Consideration should also be given to the identification of micro-organisms detected in Grade C and D areas.” Like the previous version, Annex 1 gives clear guidance about the use of disinfectants and detergents.
“When the disinfectants and detergents are diluted/prepared by the sterile product manufacturer, this should be done in a manner to prevent contamination and they should be monitored for microbial contamination.”
This is repeated in the updated Annex 1, but the exception for sterile dilutions is removed. “Dilutions should be kept in previously cleaned containers (and sterilised when applicable) and should only be stored for the defined periods.”
However, it acknowledges that many disinfectants are now purchased ready-to-use from a manufacturer and these don’t need to be qualified if provided with a COA or COC from a qualified vendor. It continues to state: “Disinfectants and detergents used in Grade A and grade B areas should be sterile prior to use.”
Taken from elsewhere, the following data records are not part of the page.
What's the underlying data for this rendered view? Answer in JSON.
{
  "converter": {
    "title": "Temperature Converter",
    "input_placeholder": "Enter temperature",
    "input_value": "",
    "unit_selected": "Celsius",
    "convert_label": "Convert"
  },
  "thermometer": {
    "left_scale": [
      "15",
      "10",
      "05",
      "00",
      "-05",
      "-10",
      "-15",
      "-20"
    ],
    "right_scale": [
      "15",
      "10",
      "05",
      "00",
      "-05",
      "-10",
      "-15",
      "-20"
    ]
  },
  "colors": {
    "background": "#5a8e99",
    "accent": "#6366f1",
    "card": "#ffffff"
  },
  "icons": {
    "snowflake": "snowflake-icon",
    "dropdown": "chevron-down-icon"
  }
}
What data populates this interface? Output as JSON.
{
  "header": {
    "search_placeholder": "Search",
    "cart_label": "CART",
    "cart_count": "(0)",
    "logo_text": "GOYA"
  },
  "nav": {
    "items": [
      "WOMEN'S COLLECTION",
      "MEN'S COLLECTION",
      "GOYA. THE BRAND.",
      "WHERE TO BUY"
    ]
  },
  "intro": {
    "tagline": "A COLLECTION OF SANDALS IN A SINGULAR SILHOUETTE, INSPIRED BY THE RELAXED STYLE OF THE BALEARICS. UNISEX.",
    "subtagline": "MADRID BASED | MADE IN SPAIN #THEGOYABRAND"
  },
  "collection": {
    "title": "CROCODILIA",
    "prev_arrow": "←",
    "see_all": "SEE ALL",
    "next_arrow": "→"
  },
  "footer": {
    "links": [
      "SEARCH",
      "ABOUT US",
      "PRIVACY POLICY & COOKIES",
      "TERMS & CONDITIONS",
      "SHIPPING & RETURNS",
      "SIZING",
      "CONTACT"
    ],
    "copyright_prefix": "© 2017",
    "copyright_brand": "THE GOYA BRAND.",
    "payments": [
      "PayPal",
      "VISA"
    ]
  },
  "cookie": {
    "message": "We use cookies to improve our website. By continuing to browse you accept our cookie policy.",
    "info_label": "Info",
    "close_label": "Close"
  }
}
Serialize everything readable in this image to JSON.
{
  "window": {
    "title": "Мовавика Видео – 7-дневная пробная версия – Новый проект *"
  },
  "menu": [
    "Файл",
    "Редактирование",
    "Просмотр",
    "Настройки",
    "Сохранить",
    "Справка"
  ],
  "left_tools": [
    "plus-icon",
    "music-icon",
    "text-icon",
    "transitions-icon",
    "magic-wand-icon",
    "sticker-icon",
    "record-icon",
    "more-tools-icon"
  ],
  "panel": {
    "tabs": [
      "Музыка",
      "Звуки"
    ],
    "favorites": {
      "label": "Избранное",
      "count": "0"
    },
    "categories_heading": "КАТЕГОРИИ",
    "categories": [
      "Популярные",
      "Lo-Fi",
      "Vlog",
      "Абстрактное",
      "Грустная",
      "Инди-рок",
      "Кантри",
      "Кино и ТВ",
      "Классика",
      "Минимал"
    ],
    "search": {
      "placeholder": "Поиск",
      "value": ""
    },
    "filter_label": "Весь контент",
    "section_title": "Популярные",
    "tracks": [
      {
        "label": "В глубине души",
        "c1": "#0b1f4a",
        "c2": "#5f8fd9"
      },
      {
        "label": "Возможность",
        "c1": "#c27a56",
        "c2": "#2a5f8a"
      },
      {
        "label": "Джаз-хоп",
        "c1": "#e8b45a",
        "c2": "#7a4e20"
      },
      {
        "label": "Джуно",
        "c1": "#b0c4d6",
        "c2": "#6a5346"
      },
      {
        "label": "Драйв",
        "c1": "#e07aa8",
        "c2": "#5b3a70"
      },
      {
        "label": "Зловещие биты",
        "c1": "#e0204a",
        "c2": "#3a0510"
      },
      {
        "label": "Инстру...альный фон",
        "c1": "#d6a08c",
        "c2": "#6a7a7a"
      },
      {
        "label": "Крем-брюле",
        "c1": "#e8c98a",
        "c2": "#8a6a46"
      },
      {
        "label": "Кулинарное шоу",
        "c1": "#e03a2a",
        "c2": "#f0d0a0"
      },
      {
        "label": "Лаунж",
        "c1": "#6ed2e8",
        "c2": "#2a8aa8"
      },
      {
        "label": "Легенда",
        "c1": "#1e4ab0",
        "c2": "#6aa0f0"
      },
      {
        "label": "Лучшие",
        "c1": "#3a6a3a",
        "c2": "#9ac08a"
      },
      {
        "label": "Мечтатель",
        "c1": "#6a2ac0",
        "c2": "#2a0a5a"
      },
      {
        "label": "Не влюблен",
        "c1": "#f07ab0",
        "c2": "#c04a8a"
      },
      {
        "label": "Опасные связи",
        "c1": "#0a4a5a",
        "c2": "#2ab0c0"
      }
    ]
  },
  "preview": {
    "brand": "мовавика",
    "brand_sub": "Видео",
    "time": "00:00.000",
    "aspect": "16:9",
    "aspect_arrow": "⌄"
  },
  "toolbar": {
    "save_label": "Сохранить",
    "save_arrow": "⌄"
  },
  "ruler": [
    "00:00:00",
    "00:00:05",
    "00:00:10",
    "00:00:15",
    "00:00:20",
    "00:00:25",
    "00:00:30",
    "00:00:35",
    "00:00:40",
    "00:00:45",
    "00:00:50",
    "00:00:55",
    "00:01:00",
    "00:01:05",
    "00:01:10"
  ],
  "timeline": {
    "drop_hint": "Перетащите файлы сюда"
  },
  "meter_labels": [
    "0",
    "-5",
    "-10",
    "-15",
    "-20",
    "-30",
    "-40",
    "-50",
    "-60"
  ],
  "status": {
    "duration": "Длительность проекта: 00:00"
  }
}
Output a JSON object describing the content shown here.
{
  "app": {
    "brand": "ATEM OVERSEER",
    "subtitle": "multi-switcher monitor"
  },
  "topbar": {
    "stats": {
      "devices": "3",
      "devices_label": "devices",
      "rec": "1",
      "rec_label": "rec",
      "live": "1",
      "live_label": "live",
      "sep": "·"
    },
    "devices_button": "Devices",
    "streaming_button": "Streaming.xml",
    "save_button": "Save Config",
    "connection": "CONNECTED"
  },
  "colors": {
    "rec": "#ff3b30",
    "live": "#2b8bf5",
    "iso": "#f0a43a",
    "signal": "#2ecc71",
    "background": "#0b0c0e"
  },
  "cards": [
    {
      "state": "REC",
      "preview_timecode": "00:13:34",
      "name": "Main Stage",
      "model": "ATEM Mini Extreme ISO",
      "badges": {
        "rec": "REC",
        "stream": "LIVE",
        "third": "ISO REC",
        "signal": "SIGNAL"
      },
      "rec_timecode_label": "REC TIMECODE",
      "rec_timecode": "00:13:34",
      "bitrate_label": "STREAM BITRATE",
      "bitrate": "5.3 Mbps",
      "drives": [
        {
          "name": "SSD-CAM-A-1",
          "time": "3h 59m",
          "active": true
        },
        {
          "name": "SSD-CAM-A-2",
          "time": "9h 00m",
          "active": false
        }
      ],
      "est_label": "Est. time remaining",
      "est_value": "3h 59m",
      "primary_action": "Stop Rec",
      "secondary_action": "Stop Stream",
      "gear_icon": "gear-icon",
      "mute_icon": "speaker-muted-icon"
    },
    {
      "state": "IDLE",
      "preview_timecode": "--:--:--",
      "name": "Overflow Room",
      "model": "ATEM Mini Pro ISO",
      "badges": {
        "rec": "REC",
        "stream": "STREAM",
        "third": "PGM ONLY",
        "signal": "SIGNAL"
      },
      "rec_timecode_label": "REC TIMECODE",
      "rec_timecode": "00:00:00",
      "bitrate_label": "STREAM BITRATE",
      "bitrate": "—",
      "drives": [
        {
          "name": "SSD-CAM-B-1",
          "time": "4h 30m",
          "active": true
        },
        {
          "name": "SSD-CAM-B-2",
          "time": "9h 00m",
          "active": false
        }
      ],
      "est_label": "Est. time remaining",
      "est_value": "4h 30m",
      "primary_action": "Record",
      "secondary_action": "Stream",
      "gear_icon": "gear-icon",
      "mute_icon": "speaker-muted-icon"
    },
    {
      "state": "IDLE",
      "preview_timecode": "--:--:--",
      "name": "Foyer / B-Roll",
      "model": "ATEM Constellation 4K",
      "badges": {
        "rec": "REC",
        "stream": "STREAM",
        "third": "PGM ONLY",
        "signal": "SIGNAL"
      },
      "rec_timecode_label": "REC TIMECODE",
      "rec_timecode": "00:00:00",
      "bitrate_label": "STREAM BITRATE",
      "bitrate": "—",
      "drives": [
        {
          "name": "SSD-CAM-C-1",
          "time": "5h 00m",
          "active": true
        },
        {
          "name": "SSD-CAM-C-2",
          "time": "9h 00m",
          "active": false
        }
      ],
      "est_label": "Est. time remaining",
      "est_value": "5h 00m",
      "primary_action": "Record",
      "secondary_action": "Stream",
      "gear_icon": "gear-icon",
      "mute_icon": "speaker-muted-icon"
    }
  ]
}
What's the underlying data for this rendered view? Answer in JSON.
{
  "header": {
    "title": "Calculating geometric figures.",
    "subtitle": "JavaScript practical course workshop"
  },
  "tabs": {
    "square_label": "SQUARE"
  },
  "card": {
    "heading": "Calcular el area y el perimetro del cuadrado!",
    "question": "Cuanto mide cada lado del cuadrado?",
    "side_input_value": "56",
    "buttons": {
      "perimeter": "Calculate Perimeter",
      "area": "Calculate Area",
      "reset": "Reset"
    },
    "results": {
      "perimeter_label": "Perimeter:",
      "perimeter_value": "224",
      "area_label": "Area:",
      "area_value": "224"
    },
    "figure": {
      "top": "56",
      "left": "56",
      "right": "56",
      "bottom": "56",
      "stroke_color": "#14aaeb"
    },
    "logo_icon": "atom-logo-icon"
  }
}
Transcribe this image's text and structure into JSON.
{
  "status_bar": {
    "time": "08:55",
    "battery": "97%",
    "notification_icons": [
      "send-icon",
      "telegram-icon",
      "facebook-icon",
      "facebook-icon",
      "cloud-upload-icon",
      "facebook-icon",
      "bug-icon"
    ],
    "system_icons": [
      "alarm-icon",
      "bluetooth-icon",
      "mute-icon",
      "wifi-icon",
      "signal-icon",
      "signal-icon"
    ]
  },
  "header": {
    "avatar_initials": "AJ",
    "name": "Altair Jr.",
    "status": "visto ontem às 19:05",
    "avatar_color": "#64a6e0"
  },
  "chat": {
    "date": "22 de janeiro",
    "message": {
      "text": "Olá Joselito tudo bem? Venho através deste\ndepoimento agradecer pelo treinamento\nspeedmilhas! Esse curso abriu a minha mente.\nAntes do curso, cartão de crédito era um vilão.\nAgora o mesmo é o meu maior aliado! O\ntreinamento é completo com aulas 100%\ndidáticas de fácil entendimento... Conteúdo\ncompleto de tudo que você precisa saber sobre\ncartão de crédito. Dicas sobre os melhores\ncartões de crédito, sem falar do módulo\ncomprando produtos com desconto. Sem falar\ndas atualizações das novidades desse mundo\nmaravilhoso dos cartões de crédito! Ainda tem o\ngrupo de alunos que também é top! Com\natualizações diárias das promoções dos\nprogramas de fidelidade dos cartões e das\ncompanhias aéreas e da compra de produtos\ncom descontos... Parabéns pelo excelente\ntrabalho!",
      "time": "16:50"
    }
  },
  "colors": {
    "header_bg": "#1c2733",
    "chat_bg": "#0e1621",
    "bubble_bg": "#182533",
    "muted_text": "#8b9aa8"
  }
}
It additionally requests that consideration should be given to disinfectants used in Grade C and D areas also being sterile prior to use; this would be decided via risk assessment and documented in the CCS.
In summary
There is more emphasis on separate cleaning and disinfection steps, which reflects current best practice. The periodic use of a sporicide is specified, which brings the guidance into line with other regulatory documents.
The removal of disinfectant residues is mentioned more than once, so consideration needs to be given to “no residue” disinfectants or disinfectants with easily removable residues. “Low residue” disinfectant has no definition.
Disinfectant products need to be validated as being efficacious for the duration of use, but data from a qualified vendor can be used. Disinfectant efficacy needs to be proven on specific facility equipment, surfaces and associated processes. All decisions need to be made based on quality risk management and EM trends, and captured within the facility’s CCS.